Pero en medio de esta liviandad, tan propia de nuestra condición, observemos el gran paso dado al favor de las fiestas palacianas hacia la cultura del espíritu, y cómo fueron haciendo a los hombres más sociables, más sensibles y cómo poco a poco los fueron guiando hacia los tranquilos y honestos placeres de la buena compañía. En ellas los caballeros, olvidada su ferocidad y los riesgos y los odios del combate, entraban a distinguirse en una nueva palestra de ingenio y galantería. Allí ya no brillaba la riqueza con su lujo y sus galas si la urbanidad y delicadeza del trato no la sostenían, ni el imperio de la hermosura dejaba de necesitar, para conservarse, del chiste y la agudeza. Y el valor brutal, la grosera ostentación, la fría, muda e insignificante belleza quedaban deslucidos en unas concurrencias donde, reunidos los hombres y comparados por las dotes del ánimo, la excelencia y la palma eran siempre adjudicadas por la justicia a las sublimes gracias del ingenio.
JUEGOS ESCÉNICOS
Acaso fue necesaria esta preparación para que los españoles gustasen del incomparable placer que les estaba guardado en los juegos escénicos, de que ahora vamos a hablar. Su historia no es menos curiosa que la de las diversiones caballerescas. Dejamos indicado su origen en la representación de los misterios; pero estas farsas sagradas no podían saciar la curiosidad de un siglo que había combinado ya la religión con la marcialidad y la devoción con la galantería. Fuéronse poco a poco introduciendo en ellas asuntos y personajes ridículos, y al fin se redujo el espectáculo a acciones, chocarrerías y danzas del todo profanas. Una ley de Partida prueba que esta mezcla empezó muy temprano, y sus palabras son demasiado notables y oportunas al propósito para que no merezcan la atención de la Academia.

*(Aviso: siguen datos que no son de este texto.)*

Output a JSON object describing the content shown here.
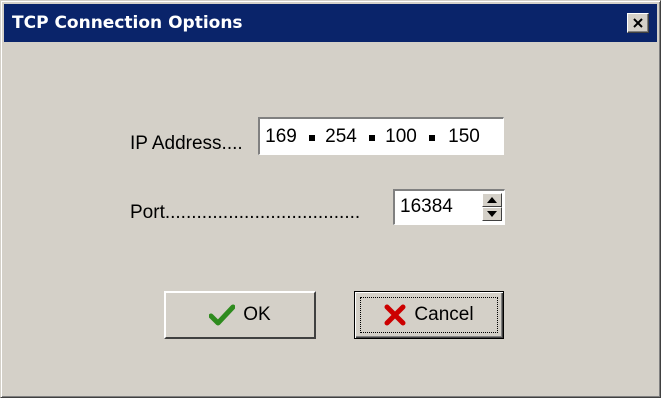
{
  "window": {
    "title": "TCP Connection Options",
    "close_icon": "close-x-icon",
    "title_bar_color": "#0a246a",
    "face_color": "#d4d0c8"
  },
  "form": {
    "ip_label": "IP Address....",
    "ip_octets": [
      "169",
      "254",
      "100",
      "150"
    ],
    "port_label": "Port.....................................",
    "port_value": "16384",
    "port_spinner_icons": [
      "spin-up-arrow-icon",
      "spin-down-arrow-icon"
    ]
  },
  "buttons": {
    "ok_label": "OK",
    "ok_icon": "checkmark-icon",
    "ok_icon_color": "#2e8b1e",
    "cancel_label": "Cancel",
    "cancel_icon": "red-x-icon",
    "cancel_icon_color": "#cc0000"
  }
}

Nin deben (dice la ley 34, título VI; partida I, hablando de los clérigos) ser facedores de juegos de escarnios porque los vengan a ver gentes cómo se facen. E si otros homes los ficieren, non deben los clérigos y venir, porque facen y muchas villanías e desaposturas. Nin deben otro sí estas cosas facer en las eglesias, antes decimos que los deben echar dellas desonradamente … Pero representación y ha que pueden los clérigos facer, ansí como de la nascencia de nuestro Señor Jesu-Cristo, en que muestra cómo el ángel vino a los pastores e cómo les dijo cómo era nascido Jesu-Cristo. E otro sí de su aparición, cómo los reyes magos le vinieron a adorar, é de su resurrección, que muestra que fue crucificado e resuscitó al tercero día. Tales cosas como éstas, que mueven al hombre a facer bien e a haber devoción en la fe, puédenlas facer; e demás, porque los omes hayan remembranza que según aquéllas fueron las otras fechas de verdad. Mas esto deben facer apuestamente e con muy gran devoción, e en las cibdades grandes, donde oviere arzobispos u obispos, e con su mandado de ellos, o de los otros que tuvieren sos veces, e non lo deben facer en las aldeas nin en los logares viles, nin por ganar dinero con ellas.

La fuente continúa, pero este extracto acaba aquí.